Most checking accounts offer unlimited withdrawals and transfers, and many waive monthly service fees for basic accounts. Your funds are highly liquid, allowing daily transactions without fees. You also often get a debit card, which may offer cash back rewards. However, the main downside is low or no interest earnings on your balance. You may also encounter various fees, such as overdraft charges and non-network ATM withdrawal fees. In addition, using checks and debit cards can increase your exposure to fraud risks.

When to choose a money market account vs checking account

A money market account is best if you:

  • Have a large balance.
  • Want higher interest.
  • Have few monthly transactions (less than six).
  • Can maintain the minimum balance requirement for fee waivers.

Check out our list of the best business savings accounts to select the best fit for your needs.

A checking account is best if you:

  • Want easy access to funds for daily transactions.
  • Don’t want a high initial deposit.
  • Need easy account access through checks, debit cards, and online bill pay.
  • Want to avoid maintaining a high minimum balance.

See our roundup of the best small business checking accounts and the best free business checking accounts for your financial needs.

Frequently asked questions

Can you withdraw money from a money market account?

Yes, you can but keep in mind that many banks impose a limit on withdrawals, usually six per month. If you exceed this limit, you could incur a fee.

What are the advantages of a money market account?

The main advantages of an MMA include higher interest rates than regular savings and checking accounts, easy access to your funds, and FDIC protection of up to $250,000 per depositor and institution. Some MMAs also offer check-writing and debit card access.

What is the downside of a money market account?

One of the downsides of a money market account is the high minimum balance requirement. To avoid monthly service fees and earn the best interest rates, you often need to maintain a significant balance. If your balance drops below the required amount, you may incur fees and earn lower yields.

Can you lose your money in a money market account?

Money market accounts are considered low-risk products, and your money is generally safe, with FDIC insurance protecting your deposits up to $250,000 per depositor and institution. However, you’re still subject to fluctuating interest rates, which makes your returns variable.

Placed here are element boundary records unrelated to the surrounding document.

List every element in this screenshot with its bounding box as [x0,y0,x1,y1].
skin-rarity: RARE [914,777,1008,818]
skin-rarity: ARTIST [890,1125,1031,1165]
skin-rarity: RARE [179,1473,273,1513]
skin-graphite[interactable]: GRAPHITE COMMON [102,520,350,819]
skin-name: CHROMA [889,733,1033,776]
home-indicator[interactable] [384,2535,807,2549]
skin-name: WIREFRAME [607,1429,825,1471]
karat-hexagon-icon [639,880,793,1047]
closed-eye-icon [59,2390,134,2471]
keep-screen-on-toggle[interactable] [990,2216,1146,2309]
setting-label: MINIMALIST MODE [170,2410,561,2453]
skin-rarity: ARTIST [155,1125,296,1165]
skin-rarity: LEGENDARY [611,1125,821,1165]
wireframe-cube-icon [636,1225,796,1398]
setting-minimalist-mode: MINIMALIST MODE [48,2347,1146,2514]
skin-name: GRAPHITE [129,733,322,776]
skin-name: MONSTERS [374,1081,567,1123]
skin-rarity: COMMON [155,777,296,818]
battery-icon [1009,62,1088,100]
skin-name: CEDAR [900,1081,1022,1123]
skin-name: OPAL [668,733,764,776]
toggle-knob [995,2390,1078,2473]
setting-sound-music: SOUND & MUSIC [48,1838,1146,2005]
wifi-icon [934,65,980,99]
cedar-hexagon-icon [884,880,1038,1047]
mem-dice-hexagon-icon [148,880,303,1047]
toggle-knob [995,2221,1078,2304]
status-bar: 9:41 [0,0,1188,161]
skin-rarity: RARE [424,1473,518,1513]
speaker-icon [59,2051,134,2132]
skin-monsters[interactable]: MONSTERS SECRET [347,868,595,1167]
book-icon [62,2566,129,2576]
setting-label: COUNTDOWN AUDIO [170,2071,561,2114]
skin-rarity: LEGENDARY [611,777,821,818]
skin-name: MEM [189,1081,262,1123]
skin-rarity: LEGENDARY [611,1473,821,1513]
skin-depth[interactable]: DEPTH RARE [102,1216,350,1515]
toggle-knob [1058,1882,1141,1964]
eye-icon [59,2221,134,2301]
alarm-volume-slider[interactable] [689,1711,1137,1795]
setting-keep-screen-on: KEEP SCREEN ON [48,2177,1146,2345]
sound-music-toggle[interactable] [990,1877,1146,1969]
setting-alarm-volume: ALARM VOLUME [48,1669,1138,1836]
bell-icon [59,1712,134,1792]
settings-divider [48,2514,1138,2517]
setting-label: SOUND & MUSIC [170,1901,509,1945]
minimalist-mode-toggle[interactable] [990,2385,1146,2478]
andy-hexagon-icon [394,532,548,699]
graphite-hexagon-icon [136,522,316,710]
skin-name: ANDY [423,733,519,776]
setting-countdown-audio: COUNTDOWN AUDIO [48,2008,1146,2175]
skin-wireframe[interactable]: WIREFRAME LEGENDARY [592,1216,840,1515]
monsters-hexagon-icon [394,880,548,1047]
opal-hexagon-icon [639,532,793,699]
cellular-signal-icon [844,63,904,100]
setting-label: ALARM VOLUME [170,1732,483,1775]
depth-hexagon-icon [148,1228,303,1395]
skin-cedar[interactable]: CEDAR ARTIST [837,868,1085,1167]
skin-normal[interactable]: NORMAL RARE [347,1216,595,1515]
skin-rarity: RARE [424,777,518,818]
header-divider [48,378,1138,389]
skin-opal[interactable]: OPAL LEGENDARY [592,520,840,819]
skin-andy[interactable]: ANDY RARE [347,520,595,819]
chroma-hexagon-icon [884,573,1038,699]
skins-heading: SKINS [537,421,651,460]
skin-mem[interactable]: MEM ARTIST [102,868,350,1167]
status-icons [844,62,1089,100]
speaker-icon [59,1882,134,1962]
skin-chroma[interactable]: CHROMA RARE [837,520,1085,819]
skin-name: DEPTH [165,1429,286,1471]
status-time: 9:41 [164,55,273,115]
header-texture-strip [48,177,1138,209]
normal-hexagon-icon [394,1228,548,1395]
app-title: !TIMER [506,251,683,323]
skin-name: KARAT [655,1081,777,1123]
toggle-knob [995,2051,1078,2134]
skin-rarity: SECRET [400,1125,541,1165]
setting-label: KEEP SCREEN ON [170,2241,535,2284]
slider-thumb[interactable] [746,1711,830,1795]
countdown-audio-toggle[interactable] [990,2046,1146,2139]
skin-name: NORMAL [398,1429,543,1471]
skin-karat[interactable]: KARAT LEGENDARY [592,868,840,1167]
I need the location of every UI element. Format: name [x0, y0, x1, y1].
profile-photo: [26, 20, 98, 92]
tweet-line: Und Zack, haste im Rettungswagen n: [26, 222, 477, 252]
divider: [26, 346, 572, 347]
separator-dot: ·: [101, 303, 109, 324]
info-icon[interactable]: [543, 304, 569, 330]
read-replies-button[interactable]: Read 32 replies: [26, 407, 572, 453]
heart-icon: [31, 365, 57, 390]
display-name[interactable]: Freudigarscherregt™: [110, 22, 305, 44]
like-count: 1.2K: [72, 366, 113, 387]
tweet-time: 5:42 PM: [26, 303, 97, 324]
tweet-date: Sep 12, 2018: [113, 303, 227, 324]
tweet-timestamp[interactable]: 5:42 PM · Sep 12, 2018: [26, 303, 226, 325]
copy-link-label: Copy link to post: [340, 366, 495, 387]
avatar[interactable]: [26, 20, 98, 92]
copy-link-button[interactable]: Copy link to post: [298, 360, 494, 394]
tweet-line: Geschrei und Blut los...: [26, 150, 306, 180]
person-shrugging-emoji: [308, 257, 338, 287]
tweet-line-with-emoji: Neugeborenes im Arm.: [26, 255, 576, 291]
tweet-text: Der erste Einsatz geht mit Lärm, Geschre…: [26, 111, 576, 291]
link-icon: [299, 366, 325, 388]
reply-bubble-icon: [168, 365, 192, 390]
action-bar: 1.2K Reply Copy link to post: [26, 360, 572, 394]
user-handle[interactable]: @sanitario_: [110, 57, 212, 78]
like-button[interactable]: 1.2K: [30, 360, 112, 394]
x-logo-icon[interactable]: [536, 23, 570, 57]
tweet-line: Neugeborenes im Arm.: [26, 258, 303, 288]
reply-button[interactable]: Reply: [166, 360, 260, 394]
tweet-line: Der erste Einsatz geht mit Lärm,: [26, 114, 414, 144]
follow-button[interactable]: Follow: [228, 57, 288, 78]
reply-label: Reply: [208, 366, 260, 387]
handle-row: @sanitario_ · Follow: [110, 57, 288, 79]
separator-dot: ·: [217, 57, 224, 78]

How do you determine if a money market account is right for me?

A money market account suits you if you have a substantial balance, seek higher yields than a standard savings account, and need quick access to your funds. It’s a good option if you have short-to-medium-term savings goals and won’t need frequent withdrawals from your account.

What is the best way to use a money market account?

Money market accounts are best used for building an emergency fund, saving for a down payment, or holding business capital. They offer a good balance of earning interest while keeping your funds accessible.